Editor’s Note: According to Michelle Beltran, spokesperson for APS School Police, there are three types of security on APS campuses–APD police officers, APD sergeants and APS security aides. There is only one APD officer and one APD sergeant on each campus; the rest of security consists of aides. Aides are trained to use mace and handcuffs but no other weapons. The measure that passed at the Sept. 5 school board meeting allows APD officers and sergeants, not security aides, to carry weapons on campus.

Abq Freeform

“Golf Courses In Danger.” I never read the newspaper article, but the title has stuck with me since I glanced at it on my way out of a 7-11 one hot afternoon. Why golf courses might be in danger, I have since imagined, almost certainly has something to do with water. Perhaps some vital tax or environmental break is going south? Never happen as long as Chavez draws breath. No matter, I wander the city observing cops harassing homeless guys, knowing they are not really allowed to go after anyone else, or I watch our national Democratic leaders rolling over like so many professionally trained seals, barking and jiggling on their flippers in a kind of Cirque du Soleil Felliniesque nightmare. NPR slides out of my speakers, as though it is a drug that erases reality on the ground … a farmer in Ohio fixes his tractor and you hear the wrench turning a squeaky nut … "Back in the old days, they used to call us peasants. It was more honest like that, you know." I can see the subsidized soy bean fields through the setting sun, and it makes me feel good about the salt of the earth.

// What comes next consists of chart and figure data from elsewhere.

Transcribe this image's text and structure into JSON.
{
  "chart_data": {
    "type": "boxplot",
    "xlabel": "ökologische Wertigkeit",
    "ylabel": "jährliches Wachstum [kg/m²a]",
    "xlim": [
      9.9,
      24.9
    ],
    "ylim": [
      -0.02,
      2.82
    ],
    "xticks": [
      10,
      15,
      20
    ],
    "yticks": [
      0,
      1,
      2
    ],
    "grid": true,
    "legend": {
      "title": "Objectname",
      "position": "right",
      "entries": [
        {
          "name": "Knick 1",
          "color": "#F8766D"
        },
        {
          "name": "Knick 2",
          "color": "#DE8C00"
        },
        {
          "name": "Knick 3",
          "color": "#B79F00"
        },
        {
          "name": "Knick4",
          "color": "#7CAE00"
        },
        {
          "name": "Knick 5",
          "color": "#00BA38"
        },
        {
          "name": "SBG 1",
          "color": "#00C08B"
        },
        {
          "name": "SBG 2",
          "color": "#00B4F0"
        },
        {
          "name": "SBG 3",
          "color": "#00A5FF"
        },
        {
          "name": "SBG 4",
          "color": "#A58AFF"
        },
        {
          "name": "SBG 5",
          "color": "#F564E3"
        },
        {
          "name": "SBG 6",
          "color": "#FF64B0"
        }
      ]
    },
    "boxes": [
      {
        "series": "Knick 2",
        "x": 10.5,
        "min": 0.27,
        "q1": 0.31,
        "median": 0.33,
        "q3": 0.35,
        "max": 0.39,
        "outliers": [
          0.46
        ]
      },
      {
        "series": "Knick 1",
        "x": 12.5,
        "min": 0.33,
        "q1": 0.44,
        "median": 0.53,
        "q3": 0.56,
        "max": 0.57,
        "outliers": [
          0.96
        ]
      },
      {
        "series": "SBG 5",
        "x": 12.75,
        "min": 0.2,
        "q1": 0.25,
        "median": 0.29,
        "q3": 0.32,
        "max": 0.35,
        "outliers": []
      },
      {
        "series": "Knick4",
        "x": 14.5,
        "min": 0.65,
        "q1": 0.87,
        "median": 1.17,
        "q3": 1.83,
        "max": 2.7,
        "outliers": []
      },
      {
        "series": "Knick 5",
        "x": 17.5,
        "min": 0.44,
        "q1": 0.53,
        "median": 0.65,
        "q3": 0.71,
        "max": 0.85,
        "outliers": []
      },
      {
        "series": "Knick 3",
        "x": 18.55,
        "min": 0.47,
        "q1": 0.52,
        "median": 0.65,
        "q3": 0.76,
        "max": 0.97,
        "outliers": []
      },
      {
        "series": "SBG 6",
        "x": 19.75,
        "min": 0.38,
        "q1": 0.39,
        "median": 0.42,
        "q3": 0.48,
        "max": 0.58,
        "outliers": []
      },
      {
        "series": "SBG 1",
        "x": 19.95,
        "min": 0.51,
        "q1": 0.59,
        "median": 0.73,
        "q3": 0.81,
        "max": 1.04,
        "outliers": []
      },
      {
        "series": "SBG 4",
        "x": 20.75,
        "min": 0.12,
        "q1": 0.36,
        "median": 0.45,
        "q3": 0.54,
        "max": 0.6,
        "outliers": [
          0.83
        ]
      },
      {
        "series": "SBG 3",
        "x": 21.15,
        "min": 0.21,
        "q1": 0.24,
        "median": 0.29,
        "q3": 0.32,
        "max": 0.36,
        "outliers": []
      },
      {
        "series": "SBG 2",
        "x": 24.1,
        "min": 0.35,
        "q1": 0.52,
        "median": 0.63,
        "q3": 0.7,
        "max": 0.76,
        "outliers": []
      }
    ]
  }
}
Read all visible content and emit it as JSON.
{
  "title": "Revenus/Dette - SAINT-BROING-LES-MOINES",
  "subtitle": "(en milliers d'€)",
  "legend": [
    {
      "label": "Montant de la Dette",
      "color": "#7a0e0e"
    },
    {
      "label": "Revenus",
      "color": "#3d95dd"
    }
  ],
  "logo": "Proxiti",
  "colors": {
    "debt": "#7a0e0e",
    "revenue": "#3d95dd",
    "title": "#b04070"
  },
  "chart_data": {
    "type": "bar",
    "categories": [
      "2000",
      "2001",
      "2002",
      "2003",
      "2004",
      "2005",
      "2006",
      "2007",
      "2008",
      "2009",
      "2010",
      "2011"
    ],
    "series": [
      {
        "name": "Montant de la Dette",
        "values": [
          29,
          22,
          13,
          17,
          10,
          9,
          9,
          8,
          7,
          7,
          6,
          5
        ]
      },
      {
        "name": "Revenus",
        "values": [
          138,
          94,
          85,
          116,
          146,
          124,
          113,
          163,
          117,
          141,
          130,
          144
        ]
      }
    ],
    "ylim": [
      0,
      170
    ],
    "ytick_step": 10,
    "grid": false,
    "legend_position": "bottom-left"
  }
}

And then I remember that NPR hasn’t reported anything in more than a decade, except to remind me that Obama wants to invade Pakistan. Apparently, Lewis Carroll has come back from the dead to write the news. "The white boys who hung those nooses in the tree, they were just kidding around." "We’re winning in Iraq." A guy gets tasered for refusing to stop asking Kerry a question, men and women get arrested for standing in an elevator while reading a list of the war dead, and the feds print money, oblivious of the laws of capitalism, debt rises and foreclosures are at record highs and Rush saying, "Why can’t you guys just look on the bright side for once and stop
haatiing America?" while the dollar plunges against the euro, and it’s high time we sent back the Statue of Liberty, but now that Sarkozy, the one-man French fascist freak show is in, we’ll take a rain check on that. It’ll make us look better somehow, maybe in Lichtenstein, at least for a little while.

And, despite the posters, the legends, Che Guevara worked with the people rather than against them, and Edward Abbey’s Desert Solitaire revolves in my head, like the Lone Ranger, like the Daniel Boone, like global warming and where are electric cars? I drive from the Valleys to the Heights, and can’t help but notice the increasing fear in the faces as I finally climb to the Starbucks on Juan Tabo, looking like a fortress, where everyone smiles in their retirement years, well dug-in, well-pleased with themselves as it has to be. It doesn’t matter that I am everyone and no one, that I am playing out a role that has been played out a thousand times. Shakespeare, Tolstoy and Hugo foresaw the iniquities here in Albuquerque, are part of them, part of me, even while I stroll through Home Depot for my magical realism swamp cooler parts and get the eerie feeling that no one there, including myself, is actually alive.

Like A Good Neighbor

[RE: Newscity, “Scientology Moves In Downtown,” Sept. 20-26] I’ve seen firsthand that the Scientology church in Clearwater, Fla., has kept the downtown area of that little city alive over the last 30 years. Without it, Clearwater would look like its neighbor, St. Pete, full of decaying pawn shops, secondhand stores and boarded-up empty shops. They help keep the downtown vibrant and alive.

Wherever they put a church, they spread out into the local community with outreach programs to help combat drug addiction, improve literacy and interfaith cooperation. Like Mormons, you may not want to do what they do or worship as they do, but you also know that they won’t be trashing the place up.